Under new rules that are said to be temporary, U.S. citizens coming home after staying in China’s Hubei Province within the past two weeks must undergo up to 14 days of mandatory quarantine.
U.S. citizens who had been elsewhere in China within same time period must undergo a “proactive entry health screening” at their port of entry as well as up to two weeks of “monitored self-quarantine,” according to the U.S. Department of Health and Human Services.
In addition, under a presidential proclamation, foreign nationals deemed to “pose a risk of transmitting” the coronavirus will be blocked from entering the U.S.
“As a result, foreign nationals, other than immediate family of U.S. citizens and permanent residents, who have traveled to China within the last 14 days will be denied entry into the U.S. for this time.”

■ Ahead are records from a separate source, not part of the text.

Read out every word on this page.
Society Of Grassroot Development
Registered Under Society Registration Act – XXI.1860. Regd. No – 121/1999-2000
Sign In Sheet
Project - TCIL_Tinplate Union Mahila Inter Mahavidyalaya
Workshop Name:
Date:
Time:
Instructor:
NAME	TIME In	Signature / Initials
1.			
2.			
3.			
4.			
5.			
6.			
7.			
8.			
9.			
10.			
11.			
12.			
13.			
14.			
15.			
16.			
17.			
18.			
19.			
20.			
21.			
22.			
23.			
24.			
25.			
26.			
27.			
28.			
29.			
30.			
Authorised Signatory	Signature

The move will likely take a toll on the nation’s travel and tourism industries, but could help slow the spread in the U.S., one virology expert told us.
“They likely will cut down the risk. But they won’t remove it unless they account for indirect travel from other countries,” said virology expert Ian Mackay, an adjunct assistant professor at School of Medicine at the University of Queensland in Australia, of such travel restrictions in general.